Возле замка Аннеле довелось быть, когда чудеса показывали. А в замке-то побывала? Как бы не так!

Ну да ладно, замок он и есть замок. До него дойти можно. Старая Анюс ходила изо дня в день, дядя ходил, и все, кто графу деньги носит. Но граф подолгу дома не живет. Соберет все деньги и уезжает в чужие края, туда, где солнышко все время землю греет, не прячется. Чужие края! Вот это да!

По осени улетают туда перелетные птицы. Никому-никому из наших там не побывать. Туда только граф может уехать, у которого денег куры не клюют. Но все-таки доехать до них можно. Пусть один только граф и может доехать. А вот что там, куда ни дойти, ни доехать? За всеми лесами, за сводом небесным, за тем местом, где солнце встает, за тем, где оно садится? Там то, что никто-никто не видел, никто-никто не слышал!

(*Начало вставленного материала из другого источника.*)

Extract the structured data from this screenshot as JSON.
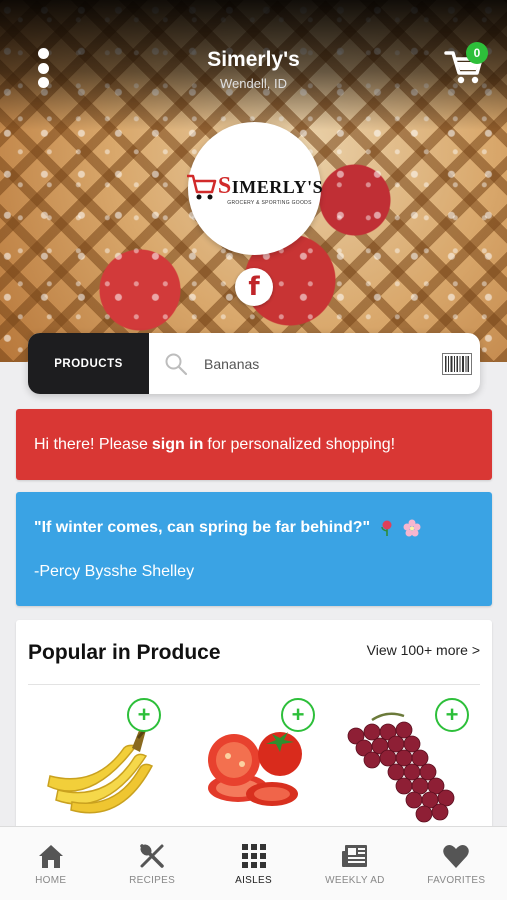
{
  "header": {
    "store_name": "Simerly's",
    "location": "Wendell, ID",
    "cart_count": "0"
  },
  "logo": {
    "name": "IMERLY'S",
    "initial": "S",
    "tagline": "GROCERY & SPORTING GOODS"
  },
  "social": {
    "facebook_glyph": "f"
  },
  "search": {
    "scope_label": "PRODUCTS",
    "placeholder": "Bananas"
  },
  "signin_banner": {
    "prefix": "Hi there! Please",
    "link": "sign in",
    "suffix": "for personalized shopping!"
  },
  "quote": {
    "text": "\"If winter comes, can spring be far behind?\"",
    "author": "-Percy Bysshe Shelley"
  },
  "produce": {
    "title": "Popular in Produce",
    "view_more": "View 100+ more >",
    "add_label": "+",
    "items": [
      {
        "icon": "bananas"
      },
      {
        "icon": "tomatoes"
      },
      {
        "icon": "red-grapes"
      }
    ]
  },
  "tabs": [
    {
      "label": "HOME",
      "icon": "home-icon"
    },
    {
      "label": "RECIPES",
      "icon": "utensils-icon"
    },
    {
      "label": "AISLES",
      "icon": "grid-icon"
    },
    {
      "label": "WEEKLY AD",
      "icon": "newspaper-icon"
    },
    {
      "label": "FAVORITES",
      "icon": "heart-icon"
    }
  ],
  "colors": {
    "accent_green": "#2dbf3a",
    "signin_red": "#d93734",
    "quote_blue": "#3aa3e4",
    "scope_dark": "#1d1d1f"
  }
}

Можно дойти дотуда, когда умрешь? Там ли нынче старый бобыль Мик, который чуть-чуть пожил в Авотах и зимой умер? Не сам он, конечно, самого его в гроб положили, на погост свезли, а вот куда голос делся его, смех? Пока он думал, он везде был, разговаривал, бранился, и вдруг его не стало! Сколько хочешь жди: вот-вот раздастся Миков голос — не дождешься! Чей хочешь голос услышишь, а Миков никогда; сколько хочешь гляди на дверь и приговаривай: вот, вот сейчас войдет Мик — не дождешься! Там, где положено ему быть, — пусто.

Анюс сказала, что теперь-то уж Мик на небесах. Но не всегда Анюс верить можно. Когда Мик еще живой был, сколько раз говорила она, что он в ад попадет, потому что так и сыплет проклятиями. И все, что о чудесах рассказывала, было совсем не так.

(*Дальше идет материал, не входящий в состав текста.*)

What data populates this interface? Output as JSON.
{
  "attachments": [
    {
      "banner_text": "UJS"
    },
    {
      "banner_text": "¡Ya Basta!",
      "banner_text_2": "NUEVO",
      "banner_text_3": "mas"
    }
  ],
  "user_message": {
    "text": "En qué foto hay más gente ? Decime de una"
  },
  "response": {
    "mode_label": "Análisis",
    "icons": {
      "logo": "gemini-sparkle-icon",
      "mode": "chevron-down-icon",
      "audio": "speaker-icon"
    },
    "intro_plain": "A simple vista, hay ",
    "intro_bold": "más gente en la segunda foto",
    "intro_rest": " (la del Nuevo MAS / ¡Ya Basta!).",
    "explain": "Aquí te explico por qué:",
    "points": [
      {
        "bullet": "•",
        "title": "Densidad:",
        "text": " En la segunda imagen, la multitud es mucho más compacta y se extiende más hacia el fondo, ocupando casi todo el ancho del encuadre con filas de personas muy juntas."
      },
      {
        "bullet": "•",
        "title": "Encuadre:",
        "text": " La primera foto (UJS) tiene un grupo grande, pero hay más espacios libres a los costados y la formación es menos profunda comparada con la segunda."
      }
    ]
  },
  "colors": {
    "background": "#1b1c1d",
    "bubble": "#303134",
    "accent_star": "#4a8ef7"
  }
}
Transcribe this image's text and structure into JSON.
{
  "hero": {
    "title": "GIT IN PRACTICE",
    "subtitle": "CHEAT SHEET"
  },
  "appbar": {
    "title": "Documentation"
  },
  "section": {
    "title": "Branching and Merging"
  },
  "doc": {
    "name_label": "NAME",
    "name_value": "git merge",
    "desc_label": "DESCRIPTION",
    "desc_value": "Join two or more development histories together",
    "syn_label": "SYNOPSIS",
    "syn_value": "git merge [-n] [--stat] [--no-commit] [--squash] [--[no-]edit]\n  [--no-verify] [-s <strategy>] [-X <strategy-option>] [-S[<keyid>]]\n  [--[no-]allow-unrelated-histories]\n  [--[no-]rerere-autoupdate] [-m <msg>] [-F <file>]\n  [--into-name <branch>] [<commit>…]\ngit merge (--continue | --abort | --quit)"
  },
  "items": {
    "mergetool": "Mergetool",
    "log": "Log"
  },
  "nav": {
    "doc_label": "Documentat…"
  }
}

Ругаться-то Мик ругался. Стоит какой собаке под ноги ему подвернуться, так он ее как пнет! Мама говорит, что Мика «работа заела». А ребятишкам ни одного дурного слова не сказал и плохому не учил.

Нет, в ад Мик не попадет. А если господь и захочет, Спаситель не пустит. Спаситель возьмет Мика за руку и долго-долго молиться станет, пока господь ему все грехи не отпустит.

А богу — что ему от того, что Мик в ад попадет? Что для него Миковы грехи? Тому, у кого глаза мерцают, как звезда утренняя, одежда словно солнечное сияние. Окропит он Миковы грехи пучком иссопа, и станут они белые-белые, белее снега. Ведь господь бог всемогущ, господь бог вездесущ.

Но всегда ли вездесущ господь? Вот поутру был, когда в книжку заглядывал. Сердце ее большим стало, весь бы мир обняло; и пылало оно как терновый куст в Моавитской равнине, а сейчас она съежилась, что червяк, заползающий в землю. Бог стоит вдалеке и не зовет ее к себе.

Почему же не тянется больше ее сердце к богу? Потому что теперь она грешница.

Аннеле тяжко вздохнула.

Грешница! Человек зачат и рожден во грехе. Куда ж от греха денешься?

Ходила вот в Лосиный сад, а надо было спать идти, как велели. Ослушалась, значит.

А как всегда слушаться? Уж лучше тогда совсем не жить на свете. Жить-то как? То прыгать и смеяться грех, и по воскресеньям положено читать только слово божье, другую книгу — грешно, а на неделе грешно читать всякие книги — работать положено, в другой раз и не поймешь, что грешно, а что нет. Старая Анюс скажет, бывало, чего, мол, голову ломать, думай не думай, нутро у человека сызмальства порченое, вот и надо искупать зло свое всякий раз.